Edward Meadham: A cultural regression.
Benjamin Kirchhoff: There’s a cultural regression in the way we approach and see the world. There is less room for diversity – less room for tolerance, even – and I don’t understand it.
Edward Meadham: It’s the lack of tolerance that propelled me to want to make that statement (in the zine).
What was the driving force behind this project?
Edward Meadham: In a way I was really making a statement about the state of Meadham Kirchhoff, and the massive question mark that it is at the moment. I guess the title for it, if there’s going to be one, will be ‘Is Meadham Kirchhoff Dead?’ It’s not dead, but I don’t know if it’s alive – it’s kind of in a coma or transition phase right now.
Benjamin Kirchhoff: We’re still trying to figure things out.

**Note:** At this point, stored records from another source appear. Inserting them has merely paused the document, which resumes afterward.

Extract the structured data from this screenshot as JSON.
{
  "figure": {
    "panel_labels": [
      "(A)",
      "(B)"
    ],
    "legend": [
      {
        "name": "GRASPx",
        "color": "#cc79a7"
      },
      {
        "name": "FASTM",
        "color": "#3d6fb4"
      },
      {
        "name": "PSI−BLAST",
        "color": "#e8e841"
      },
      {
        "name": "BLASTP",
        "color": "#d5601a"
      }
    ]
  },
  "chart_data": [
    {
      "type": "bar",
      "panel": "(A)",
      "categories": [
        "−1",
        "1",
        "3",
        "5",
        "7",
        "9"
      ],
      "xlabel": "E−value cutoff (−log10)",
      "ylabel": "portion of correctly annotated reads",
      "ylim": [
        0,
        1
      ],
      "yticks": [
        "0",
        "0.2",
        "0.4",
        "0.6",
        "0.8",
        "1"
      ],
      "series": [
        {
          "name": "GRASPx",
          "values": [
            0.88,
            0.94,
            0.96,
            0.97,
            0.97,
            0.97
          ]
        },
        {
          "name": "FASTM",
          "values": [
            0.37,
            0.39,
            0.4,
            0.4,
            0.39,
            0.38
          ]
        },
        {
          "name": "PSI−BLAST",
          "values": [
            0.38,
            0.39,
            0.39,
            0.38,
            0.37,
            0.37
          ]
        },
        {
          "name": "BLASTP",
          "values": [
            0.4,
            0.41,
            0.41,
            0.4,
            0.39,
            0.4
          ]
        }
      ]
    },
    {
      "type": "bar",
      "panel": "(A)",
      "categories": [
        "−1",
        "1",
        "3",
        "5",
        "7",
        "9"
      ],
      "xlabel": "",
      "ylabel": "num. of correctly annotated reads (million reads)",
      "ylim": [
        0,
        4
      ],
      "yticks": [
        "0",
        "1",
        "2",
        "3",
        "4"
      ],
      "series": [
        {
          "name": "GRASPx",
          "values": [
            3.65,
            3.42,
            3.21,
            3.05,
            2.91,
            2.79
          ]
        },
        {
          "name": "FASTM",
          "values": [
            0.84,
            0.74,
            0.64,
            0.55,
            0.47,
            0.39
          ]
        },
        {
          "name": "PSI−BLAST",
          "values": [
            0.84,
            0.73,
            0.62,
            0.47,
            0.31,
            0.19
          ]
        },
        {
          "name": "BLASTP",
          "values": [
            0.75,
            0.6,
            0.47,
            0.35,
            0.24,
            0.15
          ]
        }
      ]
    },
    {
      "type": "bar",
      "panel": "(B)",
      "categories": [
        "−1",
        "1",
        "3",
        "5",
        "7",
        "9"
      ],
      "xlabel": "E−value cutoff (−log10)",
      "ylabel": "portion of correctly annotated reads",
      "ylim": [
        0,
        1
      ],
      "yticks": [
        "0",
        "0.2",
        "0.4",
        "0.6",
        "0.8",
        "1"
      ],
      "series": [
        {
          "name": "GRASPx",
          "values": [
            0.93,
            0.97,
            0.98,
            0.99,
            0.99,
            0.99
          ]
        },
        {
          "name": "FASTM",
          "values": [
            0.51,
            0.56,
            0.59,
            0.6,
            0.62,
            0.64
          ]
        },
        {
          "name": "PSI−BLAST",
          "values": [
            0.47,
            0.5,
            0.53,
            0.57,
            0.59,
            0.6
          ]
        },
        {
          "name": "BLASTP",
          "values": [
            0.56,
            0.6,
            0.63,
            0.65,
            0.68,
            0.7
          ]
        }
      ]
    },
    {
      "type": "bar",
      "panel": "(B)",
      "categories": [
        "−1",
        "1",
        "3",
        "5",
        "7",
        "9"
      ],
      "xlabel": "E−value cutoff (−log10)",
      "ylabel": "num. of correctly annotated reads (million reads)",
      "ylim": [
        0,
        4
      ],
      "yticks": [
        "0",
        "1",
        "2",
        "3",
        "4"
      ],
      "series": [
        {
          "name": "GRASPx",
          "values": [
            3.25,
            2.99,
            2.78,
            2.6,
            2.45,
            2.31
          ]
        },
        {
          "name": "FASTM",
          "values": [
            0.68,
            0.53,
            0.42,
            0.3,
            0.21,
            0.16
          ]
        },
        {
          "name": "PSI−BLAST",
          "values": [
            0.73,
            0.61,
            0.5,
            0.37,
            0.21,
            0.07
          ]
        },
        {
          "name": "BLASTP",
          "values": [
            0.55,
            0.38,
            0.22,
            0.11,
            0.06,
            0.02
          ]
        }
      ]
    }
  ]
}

Edward Meadham: It’s quite depressing that one of the main things people say to me is not to give up. We didn’t give up, it wasn’t a choice we made – it was something that happened to us, something that was forced upon us. Our future is quite uncertain and that’s what I’m commenting about with the piece. It’s a past, present and future thing, if anybody can read my scrawls – which in a way I hope they can’t!
Is the schedule part of the problem? Do we need to forget about seasons and let people do what they want?
Edward Meadham: That would be amazing.
“Diversity and change aren’t necessarily a bad thing. It’s like all of a sudden we had to have a blandness to make people feel comfortable” – Benjamin Kirchhoff
Benjamin Kirchhoff: It would be amazing but I don’t think it can really work that way. The curse of fashion is that it’s seasonal so you have this pressure to create something at least once a year. But it’s such an amazing industry, partly because you have less time to be complacent and self-indulgent in your thought process. You also have more room for mistakes, which are fine as well. Obviously, (designers) need to make money one way or another, yet nobody is asking artists how they make money in between. There is a commercial pressure put on designers that I believe needs to change. There’s also the dirty word that is being talked about a lot, which is that, if you have three seasons under your belt, you suddenly become a brand.
Edward Meadham: (People) delude themselves into thinking they’re a brand when really they’re just a designer label, if that. It goes hand in hand with this false concept of luxury. Everybody thinks that, just because they make an expensive dress, that that’s luxury. It’s a luxury for someone to be able to buy it, but luxury when talked about in a fashion context used to relate very specifically to a methodology and control over every aspect of production. Now anything that’s expensive gets called luxury but it’s not, it’s made in some factory in China the same way everything else is, it’s just expensive. For me, that’s not luxury. I feel there’s a perception that we, as Meadham Kirchhoff, are supposed to portray ourselves as luxury and aspire to that, but I don’t really see the point in aspiring to something that is false.
What do you think is the biggest threat to creativity in Britain today?
Edward Meadham: The aspiration towards nothingness and the conservatism we were talking about.
You sound quite pessimistic. Is there any hope?
Benjamin Kirchhoff: We can only do what we want to do in the way that we do it. It’s not our place to tell others how to behave or what to feel. The best form of activism is for people to actually be themselves. You can only really exist for yourself; this is the only shell you have and nobody has the right to tell you what to do or what to be.